Signs that the US central bank, the Federal Reserve, would likely continue rising interest rates impacted markets globally. In Japan, investors lock in profits from a stellar year for Japanese equities, whilst data out of Europe and China points to economic weakness. UK house prices decline as mortgage rates soar.
Last week’s performance – major stock markets
|Euro Stoxx 50
US: Interest rates to continue rising
The main factor weighing on investor sentiment during the week was the release of the minutes from the last time the US central bank, the Federal Reserve, met, and decided not to raise interest rates. Continued suggestions that further interest rate hikes were on the table and that interest rates would need to stay higher for longer dampened investors’ mood. However, there are now signs that the labour market is beginning to show some cracks in the wake of more challenging business conditions. This was particularly true in the manufacturing sector.
Japan: Investors lock in profits
Markets moved away from their recent multi-decade highs as investors locked in profits. Furthermore, sentiment was dampened by the increased anticipation of further interest rate rises in the US. The Bank of Japan’s commitment to very low interest rates helped cushion the blow, as did a weaker yen which helps Japan’s export-oriented businesses.
China: Sluggish economic recovery
Economic data continues to raise concerns about the country’s post-pandemic recovery. Both the services and manufacturing sectors continue to see weaker activity data that expected. Premier Li Qiang, the country’s second-highest ranking official, pledged to “spare no time” in implementing a batch of targeted policies to strengthen China’s post-pandemic recovery. Li stated that China is at a critical stage of economic recovery and industrial upgrading and that comprehensive, well-coordinated measures are necessary to stabilize growth and employment.

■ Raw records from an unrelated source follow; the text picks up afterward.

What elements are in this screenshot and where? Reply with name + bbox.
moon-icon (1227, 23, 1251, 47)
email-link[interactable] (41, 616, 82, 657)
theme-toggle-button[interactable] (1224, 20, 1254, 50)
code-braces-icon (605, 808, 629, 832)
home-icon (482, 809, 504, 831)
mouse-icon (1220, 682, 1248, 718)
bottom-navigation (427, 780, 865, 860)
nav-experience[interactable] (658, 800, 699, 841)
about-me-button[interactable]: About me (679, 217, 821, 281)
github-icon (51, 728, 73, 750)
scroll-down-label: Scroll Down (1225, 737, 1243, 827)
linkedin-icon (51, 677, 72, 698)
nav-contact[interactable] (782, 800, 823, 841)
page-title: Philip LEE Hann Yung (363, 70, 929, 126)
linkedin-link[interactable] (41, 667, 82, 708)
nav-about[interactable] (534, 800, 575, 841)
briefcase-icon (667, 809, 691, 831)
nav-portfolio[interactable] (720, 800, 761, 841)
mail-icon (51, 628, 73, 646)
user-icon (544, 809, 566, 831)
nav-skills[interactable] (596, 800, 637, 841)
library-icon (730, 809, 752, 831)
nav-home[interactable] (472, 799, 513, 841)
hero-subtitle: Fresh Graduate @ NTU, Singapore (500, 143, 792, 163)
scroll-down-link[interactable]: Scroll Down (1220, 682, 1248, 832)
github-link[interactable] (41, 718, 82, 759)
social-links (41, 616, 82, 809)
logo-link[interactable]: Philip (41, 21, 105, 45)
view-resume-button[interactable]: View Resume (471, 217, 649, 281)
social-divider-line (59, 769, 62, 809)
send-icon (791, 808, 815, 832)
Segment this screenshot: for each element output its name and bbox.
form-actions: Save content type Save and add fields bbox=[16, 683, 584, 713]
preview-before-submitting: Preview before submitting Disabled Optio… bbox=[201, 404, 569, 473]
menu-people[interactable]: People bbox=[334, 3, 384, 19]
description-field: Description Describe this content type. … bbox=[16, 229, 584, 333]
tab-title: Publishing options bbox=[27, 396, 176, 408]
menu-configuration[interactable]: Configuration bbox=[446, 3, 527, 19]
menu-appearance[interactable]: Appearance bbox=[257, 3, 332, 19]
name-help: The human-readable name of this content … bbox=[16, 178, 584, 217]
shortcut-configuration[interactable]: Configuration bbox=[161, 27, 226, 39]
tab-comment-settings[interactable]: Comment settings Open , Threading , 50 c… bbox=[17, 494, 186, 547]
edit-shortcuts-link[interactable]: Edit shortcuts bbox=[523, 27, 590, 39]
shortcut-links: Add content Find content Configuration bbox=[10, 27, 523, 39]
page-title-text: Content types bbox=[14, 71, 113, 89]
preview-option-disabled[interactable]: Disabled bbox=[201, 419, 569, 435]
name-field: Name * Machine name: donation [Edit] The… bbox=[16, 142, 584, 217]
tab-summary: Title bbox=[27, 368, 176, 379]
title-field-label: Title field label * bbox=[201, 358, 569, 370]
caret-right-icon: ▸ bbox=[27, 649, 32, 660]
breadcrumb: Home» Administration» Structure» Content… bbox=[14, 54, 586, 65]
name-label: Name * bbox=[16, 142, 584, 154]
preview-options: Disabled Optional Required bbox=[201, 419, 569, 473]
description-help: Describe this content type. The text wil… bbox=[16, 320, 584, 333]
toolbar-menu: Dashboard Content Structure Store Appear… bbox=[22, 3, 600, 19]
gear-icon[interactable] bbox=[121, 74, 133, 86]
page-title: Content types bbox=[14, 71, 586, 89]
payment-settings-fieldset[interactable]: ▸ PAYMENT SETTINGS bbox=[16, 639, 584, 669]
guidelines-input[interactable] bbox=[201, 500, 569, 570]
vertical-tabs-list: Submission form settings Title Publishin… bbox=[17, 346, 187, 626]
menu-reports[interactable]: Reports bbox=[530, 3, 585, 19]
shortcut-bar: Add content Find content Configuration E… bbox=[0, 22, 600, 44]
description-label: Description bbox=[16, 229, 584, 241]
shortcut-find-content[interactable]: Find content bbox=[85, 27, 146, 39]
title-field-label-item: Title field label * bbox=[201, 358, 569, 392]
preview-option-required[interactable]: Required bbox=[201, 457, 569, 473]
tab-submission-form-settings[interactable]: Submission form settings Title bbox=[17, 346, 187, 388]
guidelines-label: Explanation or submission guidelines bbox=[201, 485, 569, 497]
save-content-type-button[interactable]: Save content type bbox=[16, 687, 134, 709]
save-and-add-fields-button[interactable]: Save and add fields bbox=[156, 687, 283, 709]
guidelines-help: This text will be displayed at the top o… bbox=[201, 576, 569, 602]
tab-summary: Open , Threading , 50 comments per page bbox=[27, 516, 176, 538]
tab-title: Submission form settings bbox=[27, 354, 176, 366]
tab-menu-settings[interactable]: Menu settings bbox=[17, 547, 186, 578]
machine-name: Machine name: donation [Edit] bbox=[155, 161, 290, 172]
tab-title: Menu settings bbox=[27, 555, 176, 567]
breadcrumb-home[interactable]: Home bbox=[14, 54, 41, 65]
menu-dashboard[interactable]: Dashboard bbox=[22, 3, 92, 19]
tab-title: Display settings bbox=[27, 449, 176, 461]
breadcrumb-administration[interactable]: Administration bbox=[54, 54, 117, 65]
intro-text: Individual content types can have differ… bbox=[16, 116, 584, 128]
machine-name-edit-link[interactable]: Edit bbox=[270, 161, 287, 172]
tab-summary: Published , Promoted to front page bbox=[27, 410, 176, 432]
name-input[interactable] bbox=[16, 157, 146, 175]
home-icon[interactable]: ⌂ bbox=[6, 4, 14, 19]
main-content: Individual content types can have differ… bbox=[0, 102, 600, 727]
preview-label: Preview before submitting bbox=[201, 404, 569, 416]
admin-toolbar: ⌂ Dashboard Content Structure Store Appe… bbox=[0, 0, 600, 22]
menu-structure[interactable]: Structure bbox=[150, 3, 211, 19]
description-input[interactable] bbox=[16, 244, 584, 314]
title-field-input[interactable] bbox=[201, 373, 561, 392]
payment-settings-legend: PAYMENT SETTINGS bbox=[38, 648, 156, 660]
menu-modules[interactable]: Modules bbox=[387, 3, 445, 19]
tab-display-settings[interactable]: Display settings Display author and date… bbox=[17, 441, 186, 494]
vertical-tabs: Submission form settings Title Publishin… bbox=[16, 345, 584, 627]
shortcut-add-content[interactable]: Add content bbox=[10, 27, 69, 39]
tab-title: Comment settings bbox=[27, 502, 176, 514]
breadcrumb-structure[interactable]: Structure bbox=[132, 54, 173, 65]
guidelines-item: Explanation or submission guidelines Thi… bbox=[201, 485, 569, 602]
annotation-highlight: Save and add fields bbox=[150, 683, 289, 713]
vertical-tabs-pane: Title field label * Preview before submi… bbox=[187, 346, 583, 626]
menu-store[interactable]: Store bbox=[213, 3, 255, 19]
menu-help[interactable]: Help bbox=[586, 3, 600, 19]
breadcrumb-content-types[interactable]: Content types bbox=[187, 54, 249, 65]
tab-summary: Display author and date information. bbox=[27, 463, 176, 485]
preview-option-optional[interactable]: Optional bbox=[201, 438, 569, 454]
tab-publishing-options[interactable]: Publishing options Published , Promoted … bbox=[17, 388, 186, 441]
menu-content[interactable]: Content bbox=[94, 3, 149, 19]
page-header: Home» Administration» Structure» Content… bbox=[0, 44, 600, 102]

Europe: Central Banks to continue hiking
Fears that central banks will need to continue raising interest rates and signs of China’s lacklustre economic activity weighed heavily on markets. The German economy continues to show signs of weakness with industrial production, factory orders and exports all pointing to economic weakness in the period between April to June. On the flip side, price pressures appear to be easing though, retail sales fell for the eighth consecutive month. Nonetheless, the European Central Bank continues to highlight the need for interest rates to continue to rise further to tackle inflation.
UK: House prices decline sharply
News this week hit that UK house prices fell sharply by 2.6% year on year as mortgage rates rise rapidly. This marks the largest decline in house prices since 2011. Mortgage rates have been rising rapidly, with the average 5-year fixed mortgage topping 6%, and investors are expecting interest rates to rise further as inflation remains stubbornly high. Supermarket chains have shared that there are signs that food inflation may be slowing, but some businesses expect inflation to remain high for the remainder of the year in response to workers’ demands for higher wages.